Hunt opponents made up a majority of the two dozen or so people who spoke up at the live-streamed commission meeting in Lander, a town of about 7,600 at the outer reaches of the ever-expanding range of Yellowstone-region grizzlies.
The region also includes parts of Montana and Idaho and is home to some 700 grizzlies, up from 136 when they were listed as a threatened species in 1975. The U.S. Fish and Wildlife Service removed federal protections for grizzlies in the Greater Yellowstone ecosystem in 2017.
Montana has not yet allowed grizzly hunting. Idaho will allow one grizzly to be hunted this fall. Hunting has been ongoing in Alaska where grizzlies and their minimally differentiated brown bear and Kodiak bear relatives are common.
“We heard from the people of Wyoming, they were supportive of this. It’s pretty clear the science supports this,” said Wyoming Game and Fish Department spokesman Renny MacKay.
If legal challenges don’t intercede, hunting will begin Sept. 1 in the mountains and basins populated by relatively few grizzlies farthest from Yellowstone and Grand Teton. Hunting in a zone closer to the parks would begin Sept. 15 and end in all areas by Nov. 15.
As many as 12 grizzlies could be killed in the zone farther from the parks. Closer in, the limit is 10 and hunting would be stopped once 10 males or one female are killed, whichever happens first.
No more than one grizzly hunter at a time will be allowed in the closer-in zone to help ensure nobody accidentally exceeds the quota.
If demand for licenses is high, hunters might wait years for their chance. A computer program will randomly draw names of license applicants who would then pay $600 for a resident grizzly license and $6,000 if they live elsewhere.
Names will be drawn until 10 hunters have paid for their licenses and certified they’ve taken a firearms safety course. Each license will be valid for a 10-day window of opportunity.
If approved, hunting could account for a sizeable portion of grizzly deaths in the region this year but not likely the biggest. Of the 56 known and suspected deaths of Yellowstone grizzlies in 2017, 40 were caused by people including 19 killed by elk hunters and others in self-defense.

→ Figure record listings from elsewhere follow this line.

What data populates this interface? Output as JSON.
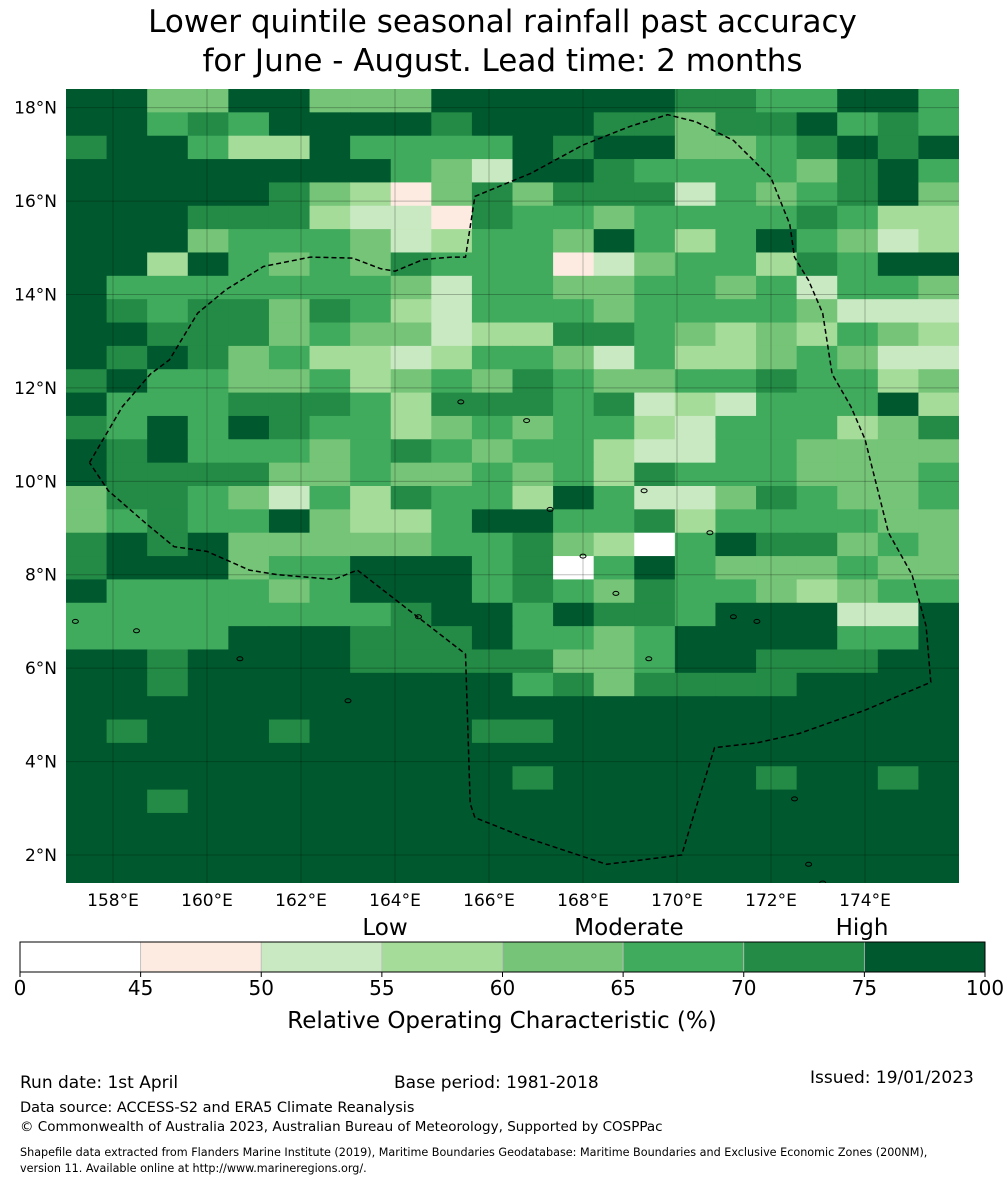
{
  "title": {
    "line1": "Lower quintile seasonal rainfall past accuracy",
    "line2": "for June - August. Lead time: 2 months"
  },
  "map": {
    "lat_ticks": [
      "18°N",
      "16°N",
      "14°N",
      "12°N",
      "10°N",
      "8°N",
      "6°N",
      "4°N",
      "2°N"
    ],
    "lon_ticks": [
      "158°E",
      "160°E",
      "162°E",
      "164°E",
      "166°E",
      "168°E",
      "170°E",
      "172°E",
      "174°E"
    ],
    "lon_range": [
      157,
      176
    ],
    "lat_range": [
      1.4,
      18.4
    ],
    "grid": true,
    "cell_size_deg": 0.833,
    "grid_rows_north_to_south": [
      "7744774447777776655775",
      "7756577776777664667565",
      "6775337555576774456767",
      "7777777754277655554675",
      "7777764314646662545674",
      "7776663221655455556533",
      "7774555423554753575423",
      "7737545465551245536577",
      "7555555542554455452554",
      "7656646532555455554222",
      "7766645442336654343543",
      "7676453323554253345422",
      "6755445345465445565534",
      "7555666536665623255573",
      "6575765534545532555346",
      "7675554565455322554444",
      "7666644544545365554445",
      "4665425365537522465445",
      "4565574335775563555544",
      "6767444445564305766454",
      "6777455777560575444544",
      "7555545777565465543455",
      "5555555567757665777227",
      "5555777666755457777557",
      "7767777666664457766677",
      "7767777777756466667777",
      "7777777777777777777777",
      "7677767777667777777777",
      "7777777777777777777777",
      "7777777777767777767767",
      "7767777777777777777777",
      "7777777777777777777777",
      "7777777777777777777777",
      "7777777777777777777777"
    ],
    "zone_outline": [
      [
        157.5,
        10.4
      ],
      [
        158.2,
        11.6
      ],
      [
        158.8,
        12.3
      ],
      [
        159.2,
        12.6
      ],
      [
        159.8,
        13.6
      ],
      [
        160.4,
        14.1
      ],
      [
        161.2,
        14.6
      ],
      [
        162.2,
        14.8
      ],
      [
        163.1,
        14.78
      ],
      [
        163.7,
        14.55
      ],
      [
        164.0,
        14.5
      ],
      [
        164.6,
        14.75
      ],
      [
        165.2,
        14.8
      ],
      [
        165.5,
        14.8
      ],
      [
        165.7,
        16.1
      ],
      [
        166.9,
        16.6
      ],
      [
        168.0,
        17.2
      ],
      [
        169.0,
        17.6
      ],
      [
        169.8,
        17.85
      ],
      [
        170.4,
        17.7
      ],
      [
        171.2,
        17.3
      ],
      [
        172.0,
        16.5
      ],
      [
        172.4,
        15.5
      ],
      [
        172.5,
        14.8
      ],
      [
        172.8,
        14.3
      ],
      [
        173.1,
        13.6
      ],
      [
        173.3,
        12.3
      ],
      [
        173.7,
        11.6
      ],
      [
        174.0,
        10.9
      ],
      [
        174.2,
        10.1
      ],
      [
        174.5,
        8.9
      ],
      [
        175.0,
        8.0
      ],
      [
        175.3,
        6.9
      ],
      [
        175.4,
        5.7
      ],
      [
        174.0,
        5.1
      ],
      [
        172.6,
        4.6
      ],
      [
        171.7,
        4.4
      ],
      [
        170.8,
        4.3
      ],
      [
        170.4,
        3.0
      ],
      [
        170.1,
        2.0
      ],
      [
        168.5,
        1.8
      ],
      [
        167.6,
        2.1
      ],
      [
        166.7,
        2.4
      ],
      [
        165.7,
        2.8
      ],
      [
        165.6,
        3.1
      ],
      [
        165.5,
        6.3
      ],
      [
        163.2,
        8.1
      ],
      [
        162.7,
        7.9
      ],
      [
        161.5,
        8.0
      ],
      [
        160.9,
        8.1
      ],
      [
        160.0,
        8.5
      ],
      [
        159.3,
        8.6
      ],
      [
        158.7,
        9.1
      ],
      [
        157.9,
        9.8
      ],
      [
        157.5,
        10.4
      ]
    ],
    "islands": [
      [
        157.2,
        7.0
      ],
      [
        158.5,
        6.8
      ],
      [
        160.7,
        6.2
      ],
      [
        163.0,
        5.3
      ],
      [
        164.5,
        7.1
      ],
      [
        165.4,
        11.7
      ],
      [
        166.8,
        11.3
      ],
      [
        167.3,
        9.4
      ],
      [
        168.0,
        8.4
      ],
      [
        168.7,
        7.6
      ],
      [
        169.3,
        9.8
      ],
      [
        169.4,
        6.2
      ],
      [
        170.7,
        8.9
      ],
      [
        171.2,
        7.1
      ],
      [
        171.7,
        7.0
      ],
      [
        172.5,
        3.2
      ],
      [
        172.8,
        1.8
      ],
      [
        173.1,
        1.4
      ]
    ]
  },
  "colorbar": {
    "category_labels": {
      "low": "Low",
      "moderate": "Moderate",
      "high": "High"
    },
    "ticks": [
      "0",
      "45",
      "50",
      "55",
      "60",
      "65",
      "70",
      "75",
      "100"
    ],
    "colors": [
      "#ffffff",
      "#fdebe2",
      "#c8e9c1",
      "#a6dc9a",
      "#75c477",
      "#41ab5d",
      "#238b45",
      "#00592e"
    ],
    "label": "Relative Operating Characteristic (%)"
  },
  "footer": {
    "run_date": "Run date: 1st April",
    "base_period": "Base period: 1981-2018",
    "issued": "Issued: 19/01/2023",
    "data_source": "Data source: ACCESS-S2 and ERA5 Climate Reanalysis",
    "copyright": "© Commonwealth of Australia 2023, Australian Bureau of Meteorology, Supported by COSPPac",
    "shapefile_line1": "Shapefile data extracted from Flanders Marine Institute (2019), Maritime Boundaries Geodatabase: Maritime Boundaries and Exclusive Economic Zones (200NM),",
    "shapefile_line2": "version 11. Available online at http://www.marineregions.org/."
  }
}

Environmentalists told the commission Wyoming has little leeway to allow hunting without exceeded mortality thresholds it agreed to as part of taking over management of the bears from the federal government.
“This proposal will set grizzly bear recovery back by decades. With all the threats the Yellowstone grizzly bear continues to face, it is irresponsible,” Bonnie Rice with the Sierra Club told the commission.
Not just hunters but ranchers, whose sheep and cattle often fall victim to roaming bears in western Wyoming, welcomed the opportunity for hunting to keep grizzly numbers in check.
“I know ‘management’ seems to have gotten a dirty name. But that’s the way we have to do it if want these animals to continue in the state,” said Charles Price, a rancher and former Game and Fish commissioner. “Hunting must be part of the management system.”